The clinical presentation and laboratory indices of the H5N6 patient at hospital admission are similar with H5N1 patients. Our case progressed rapidly to death within 11 days. The median time from onset to death is 11 days for H5N1 infection, while 15 days to pandemic H1N1 (pdmH1N1) patient and 18 days to H7N9 patient, respectively.[3] Neutropenia, low absolute lymphocyte, coagulation disorders, elevated liver enzymes, and poor tissue oxygenation have been observed in this case, as have been seen with H5N1 infection and associated with more severe outcomes.[4-8] Oseltamivir treatment limits progeny virus release and improves patient’s survival.[9] However, the time of oseltamivir treatment might be too late to control the disease progress for our patient. The HA gene of the HPAI H5 virus has accelerated undergoing onto dynamic evolution in several new clades or subclades.[10] The clade 2 has diversified into different subclades and expanded over the world. The subclade 2.3.4.6 virus was highlighted due to its ability to bind to both avian-type (α-2,3) and human-type (α-2,6) receptors,[11] while subclade 2.3.4.4 presented high diversity in the subtype of NA.[12] Thus, great attention has to be given to those subclades of virus. Interestingly, a high positive H5N6 prevalence was detected in local live poultry market.
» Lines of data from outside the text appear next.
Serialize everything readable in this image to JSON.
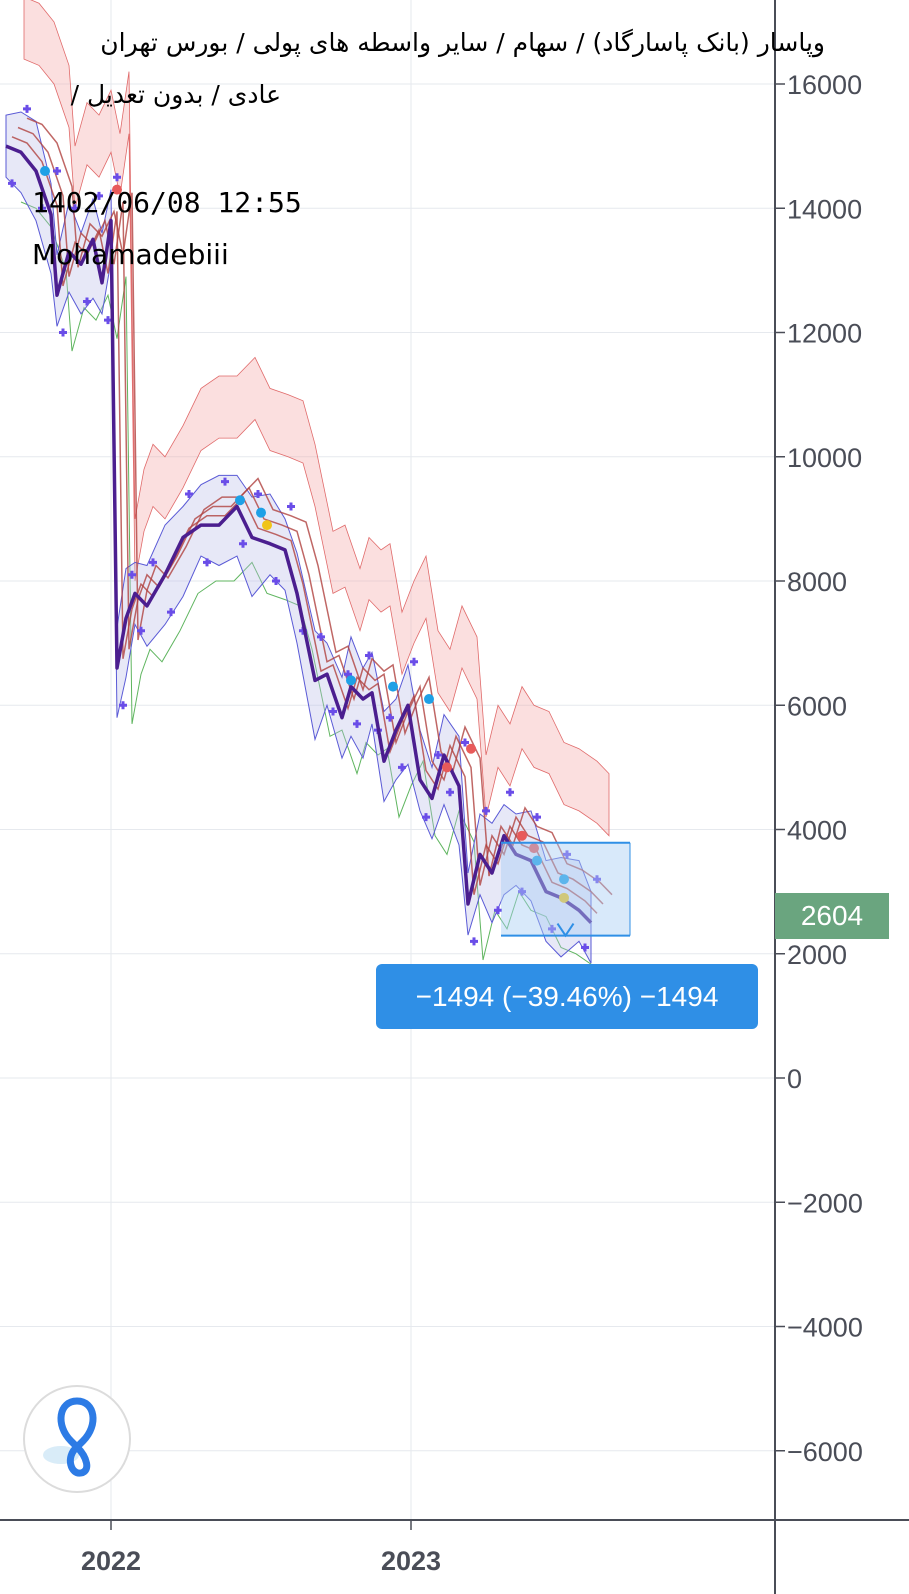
{
  "header": {
    "title_line1": "وپاسار (بانک پاسارگاد) / سهام / سایر واسطه های پولی / بورس تهران",
    "title_line2": "عادی / بدون تعدیل /",
    "datetime": "1402/06/08 12:55",
    "author": "Mohamadebiii"
  },
  "price_badge": {
    "value": "2604",
    "color": "#6aa57f"
  },
  "measurement": {
    "label": "−1494 (−39.46%) −1494",
    "change": -1494,
    "change_percent": -39.46,
    "from_price": 3786,
    "to_price": 2292,
    "color": "#2f8fe6"
  },
  "colors": {
    "price": "#4b1e8f",
    "psar": "#6a4de8",
    "cloud_red": "#f3a3a3",
    "cloud_green": "#8fd08f",
    "bollinger": "#5a5ad6",
    "moving_avg": "#b0413e",
    "grid": "#e6e9ee",
    "axis": "#4a4d57"
  },
  "logo": {
    "icon": "app-logo-icon"
  },
  "chart_data": {
    "type": "line",
    "title": "وپاسار (بانک پاسارگاد) / سهام / سایر واسطه های پولی / بورس تهران",
    "ylim": [
      -7000,
      17000
    ],
    "yticks": [
      16000,
      14000,
      12000,
      10000,
      8000,
      6000,
      4000,
      2000,
      0,
      -2000,
      -4000,
      -6000
    ],
    "xticks": [
      "2022",
      "2023"
    ],
    "grid": true,
    "last_price": 2604,
    "series": [
      {
        "values": [
          [
            2021.65,
            15000
          ],
          [
            2021.7,
            14900
          ],
          [
            2021.75,
            14600
          ],
          [
            2021.8,
            13900
          ],
          [
            2021.82,
            12600
          ],
          [
            2021.86,
            13300
          ],
          [
            2021.9,
            13100
          ],
          [
            2021.94,
            13500
          ],
          [
            2021.97,
            12800
          ],
          [
            2022.0,
            13800
          ],
          [
            2022.02,
            6600
          ],
          [
            2022.05,
            7400
          ],
          [
            2022.08,
            7800
          ],
          [
            2022.12,
            7600
          ],
          [
            2022.18,
            8100
          ],
          [
            2022.24,
            8700
          ],
          [
            2022.3,
            8900
          ],
          [
            2022.36,
            8900
          ],
          [
            2022.42,
            9200
          ],
          [
            2022.47,
            8700
          ],
          [
            2022.53,
            8600
          ],
          [
            2022.58,
            8500
          ],
          [
            2022.62,
            7800
          ],
          [
            2022.68,
            6400
          ],
          [
            2022.72,
            6500
          ],
          [
            2022.77,
            5800
          ],
          [
            2022.8,
            6300
          ],
          [
            2022.84,
            6100
          ],
          [
            2022.87,
            6200
          ],
          [
            2022.91,
            5100
          ],
          [
            2022.95,
            5600
          ],
          [
            2022.99,
            6000
          ],
          [
            2023.03,
            4800
          ],
          [
            2023.07,
            4500
          ],
          [
            2023.11,
            5200
          ],
          [
            2023.16,
            4700
          ],
          [
            2023.19,
            2800
          ],
          [
            2023.23,
            3600
          ],
          [
            2023.27,
            3300
          ],
          [
            2023.31,
            3900
          ],
          [
            2023.35,
            3600
          ],
          [
            2023.4,
            3500
          ],
          [
            2023.45,
            3000
          ],
          [
            2023.5,
            2900
          ],
          [
            2023.56,
            2700
          ],
          [
            2023.6,
            2500
          ]
        ]
      }
    ]
  }
}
However, positive sample could not be found from wetland, may be due to the small sample size. The 2.3.4.4 clade of H5 virus has caused outbreaks in chicken farms of Yunnan Province since end of 2013.[13,14] Thus, the virus has been become domestic in Yunnan province. And also outbreaks of H5N6 virus in poultry were reported in Vietnam, Laos, and Myanmar.[14] All those three countries are close to Yunnan or are bordering Yunnan. All these findings indicate that Yunnan is at high risk for H5N6 virus attack.

Conclusion

HPAI H5 viruses continue to evolve and pose a threat to animal and human health. Information on the emergent H5N6 virus is currently limited. Our findings suggest it is necessary that studies on the source of the virus, transmission models, serologic investigations, vaccines, and enhancing surveillance in both human and avian.